Issa Mohamed
Computer and Systems Department, Faculty of Engineering, Zagazig University, Zagazig, Egypt.
Faculty of Computers and Informatics, Nahda University, Beni Suef, Egypt.
Appl Soft Comput. 2021 Jun;104:107197. doi: 10.1016/j.asoc.2021.107197. Epub 2021 Feb 20.
COVID-19 is a global pandemic that aroused the interest of scientists to prevent it and design a drug for it. Nowadays, presenting intelligent biological data analysis tools at a low cost is important to analyze the biological structure of COVID-19. The global alignment algorithm is one of the important bioinformatics tools that measure the most accurate similarity between a pair of biological sequences. The huge time consumption of the standard global alignment algorithm is its main limitation especially for sequences with huge lengths. This work proposed a fast global alignment tool (G-Aligner) based on meta-heuristic algorithms that estimate similarity measurements near the exact ones at a reasonable time with low cost. The huge length of sequences leads G-Aligner based on standard Sine-Cosine optimization algorithm (SCA) to trap in local minima. Therefore, an improved version of SCA was presented in this work that is based on integration with PSO. Besides, mutation and opposition operators are applied to enhance the exploration capability and avoiding trapping in local minima. The performance of the improved SCA algorithm (SP-MO) was evaluated on a set of IEEE CEC functions. Besides, G-Aligner based on the SP-MO algorithm was tested to measure the similarity of real biological sequence. It was used also to measure the similarity of the COVID-19 virus with the other 13 viruses to validate its performance. The tests concluded that the SP-MO algorithm has superiority over the relevant studies in the literature and produce the highest average similarity measurements 75% of the exact one.

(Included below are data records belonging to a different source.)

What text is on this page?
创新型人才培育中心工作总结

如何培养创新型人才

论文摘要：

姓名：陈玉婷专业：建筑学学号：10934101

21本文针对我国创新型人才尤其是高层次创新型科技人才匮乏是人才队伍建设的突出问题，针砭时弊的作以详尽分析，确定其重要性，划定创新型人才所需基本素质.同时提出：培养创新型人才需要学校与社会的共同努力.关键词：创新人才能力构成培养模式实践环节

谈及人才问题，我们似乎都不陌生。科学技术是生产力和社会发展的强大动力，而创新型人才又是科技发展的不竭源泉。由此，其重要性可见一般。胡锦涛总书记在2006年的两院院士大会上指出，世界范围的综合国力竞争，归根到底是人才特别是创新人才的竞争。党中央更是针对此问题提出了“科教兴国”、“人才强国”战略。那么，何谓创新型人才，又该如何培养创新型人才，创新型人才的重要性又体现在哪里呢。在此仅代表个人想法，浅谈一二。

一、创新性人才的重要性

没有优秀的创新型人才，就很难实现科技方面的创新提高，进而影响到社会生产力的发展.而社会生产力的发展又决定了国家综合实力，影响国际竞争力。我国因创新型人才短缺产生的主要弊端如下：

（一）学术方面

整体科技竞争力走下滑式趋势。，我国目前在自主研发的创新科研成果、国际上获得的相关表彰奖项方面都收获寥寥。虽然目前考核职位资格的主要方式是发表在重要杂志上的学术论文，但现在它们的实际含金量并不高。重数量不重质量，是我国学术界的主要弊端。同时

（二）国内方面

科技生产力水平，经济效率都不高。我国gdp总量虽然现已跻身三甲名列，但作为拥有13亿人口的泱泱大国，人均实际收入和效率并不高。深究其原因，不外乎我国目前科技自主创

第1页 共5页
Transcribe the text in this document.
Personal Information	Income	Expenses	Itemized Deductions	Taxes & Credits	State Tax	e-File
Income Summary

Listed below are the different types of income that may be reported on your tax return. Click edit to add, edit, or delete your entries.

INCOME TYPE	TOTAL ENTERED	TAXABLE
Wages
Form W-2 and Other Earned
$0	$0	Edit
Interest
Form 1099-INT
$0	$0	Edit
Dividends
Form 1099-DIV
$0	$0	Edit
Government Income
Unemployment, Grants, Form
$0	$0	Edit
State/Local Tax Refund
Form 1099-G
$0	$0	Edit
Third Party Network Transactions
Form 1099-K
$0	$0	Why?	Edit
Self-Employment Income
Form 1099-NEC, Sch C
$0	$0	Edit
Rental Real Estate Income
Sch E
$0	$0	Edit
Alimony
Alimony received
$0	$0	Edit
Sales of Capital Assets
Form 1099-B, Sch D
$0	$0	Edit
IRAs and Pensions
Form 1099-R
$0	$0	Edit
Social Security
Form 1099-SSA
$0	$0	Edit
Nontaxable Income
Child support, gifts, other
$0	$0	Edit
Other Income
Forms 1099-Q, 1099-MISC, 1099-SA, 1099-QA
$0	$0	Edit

新冠病毒肺炎(COVID - 19)是一场全球大流行疾病,引发了科学家们预防它并研发相关药物的兴趣。如今,以低成本提供智能生物数据分析工具对于分析COVID - 19的生物结构至关重要。全局比对算法是重要的生物信息学工具之一,用于测量一对生物序列之间最精确的相似度。标准全局比对算法巨大的时间消耗是其主要限制,尤其是对于长度巨大的序列。这项工作提出了一种基于元启发式算法的快速全局比对工具(G - Aligner),该工具能在合理时间内以低成本估计接近精确值的相似度测量值。序列的巨大长度导致基于标准正弦 - 余弦优化算法(SCA)的G - Aligner陷入局部最小值。因此,本文提出了一种基于与粒子群优化算法(PSO)集成的SCA改进版本。此外,应用了变异和反向算子来增强探索能力并避免陷入局部最小值。在一组IEEE CEC函数上评估了改进的SCA算法(SP - MO)的性能。此外,测试了基于SP - MO算法的G - Aligner来测量真实生物序列的相似度。它还被用于测量COVID - 19病毒与其他13种病毒的相似度以验证其性能。测试得出结论,SP - MO算法优于文献中的相关研究,并且产生的平均相似度测量值最高可达精确值的75%。